Create a JSON file with the example request body
In a code editor, create a new file named test_pii_payload.json
and copy the following JSON example. This example request will be sent to the API in the next step.
{
"kind": "PiiEntityRecognition",
"parameters": {
"modelVersion": "latest"
},
"analysisInput":{
"documents":[
{
"id":"1",
"language": "en",
"text": "Call our office at 312-555-1234, or send an email to [email protected]"
}
]
}
}
'
Save test_pii_payload.json
somewhere on your computer. For example, your desktop.

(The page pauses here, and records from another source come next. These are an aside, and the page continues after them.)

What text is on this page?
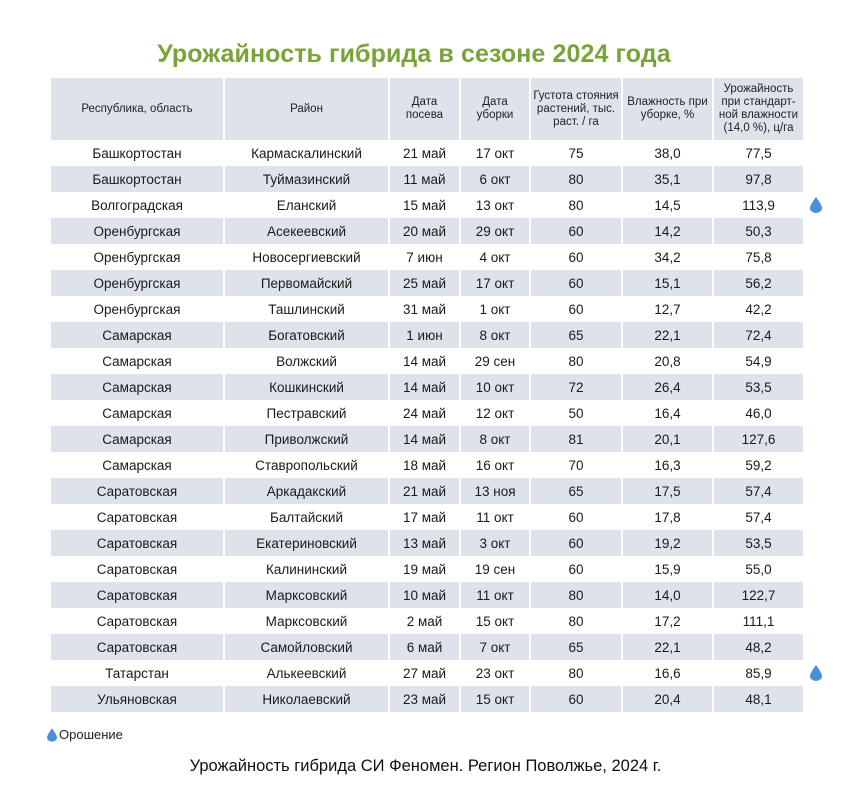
Урожайность гибрида в сезоне 2024 года
Республика, область	Район	Дата посева	Дата уборки	Густота стояния растений, тыс. раст. / га	Влажность при уборке, %	Урожайность при стандарт-ной влажности (14,0 %), ц/га
Башкортостан	Кармаскалинский	21 май	17 окт	75	38,0	77,5
Башкортостан	Туймазинский	11 май	6 окт	80	35,1	97,8
Волгоградская	Еланский	15 май	13 окт	80	14,5	113,9

Оренбургская	Асекеевский	20 май	29 окт	60	14,2	50,3
Оренбургская	Новосергиевский	7 июн	4 окт	60	34,2	75,8
Оренбургская	Первомайский	25 май	17 окт	60	15,1	56,2
Оренбургская	Ташлинский	31 май	1 окт	60	12,7	42,2
Самарская	Богатовский	1 июн	8 окт	65	22,1	72,4
Самарская	Волжский	14 май	29 сен	80	20,8	54,9
Самарская	Кошкинский	14 май	10 окт	72	26,4	53,5
Самарская	Пестравский	24 май	12 окт	50	16,4	46,0
Самарская	Приволжский	14 май	8 окт	81	20,1	127,6
Самарская	Ставропольский	18 май	16 окт	70	16,3	59,2
Саратовская	Аркадакский	21 май	13 ноя	65	17,5	57,4
Саратовская	Балтайский	17 май	11 окт	60	17,8	57,4
Саратовская	Екатериновский	13 май	3 окт	60	19,2	53,5
Саратовская	Калининский	19 май	19 сен	60	15,9	55,0
Саратовская	Марксовский	10 май	11 окт	80	14,0	122,7
Саратовская	Марксовский	2 май	15 окт	80	17,2	111,1
Саратовская	Самойловский	6 май	7 окт	65	22,1	48,2
Татарстан	Алькеевский	27 май	23 окт	80	16,6	85,9

Ульяновская	Николаевский	23 май	15 окт	60	20,4	48,1
Орошение
Урожайность гибрида СИ Феномен. Регион Поволжье, 2024 г.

Send a personally identifying information (PII) detection API request
Use the following commands to send the API request using the program you're using. Copy the command into your terminal, and run it.
parameter | Description |
---|---|
-X POST <endpoint> |
Specifies your endpoint for accessing the API. |
-H Content-Type: application/json |
The content type for sending JSON data. |
-H "Ocp-Apim-Subscription-Key:<key> |
Specifies the key for accessing the API. |
-d <documents> |
The JSON containing the documents you want to send. |
Replace C:\Users\<myaccount>\Desktop\test_pii_payload.json
with the location of the example JSON request file you created in the previous step.
Command prompt
curl -X POST "%LANGUAGE_ENDPOINT%/language/:analyze-text?api-version=2022-05-01" ^
-H "Content-Type: application/json" ^
-H "Ocp-Apim-Subscription-Key: %LANGUAGE_KEY%" ^
-d "@C:\Users\<myaccount>\Desktop\test_pii_payload.json"
PowerShell
curl.exe -X POST $env:LANGUAGE_ENDPOINT/language/:analyze-text?api-version=2022-05-01 `
-H "Content-Type: application/json" `
-H "Ocp-Apim-Subscription-Key: $env:LANGUAGE_KEY" `
-d "@C:\Users\<myaccount>\Desktop\test_pii_payload.json"
JSON response
{
"kind": "PiiEntityRecognitionResults",
"results": {
"documents": [{
"redactedText": "Call our office at ************, or send an email to *******************",
"id": "1",
"entities": [{
"text": "312-555-1234",
"category": "PhoneNumber",
"offset": 19,
"length": 12,
"confidenceScore": 0.8
}, {
"text": "[email protected]",
"category": "Email",
"offset": 53,
"length": 19,
"confidenceScore": 0.8
}],
"warnings": []
}],
"errors": [],
"modelVersion": "2021-01-15"
}
}
Clean up resources
If you want to clean up and remove an Azure AI services subscription, you can delete the resource or resource group. Deleting the resource group also deletes any other resources associated with it.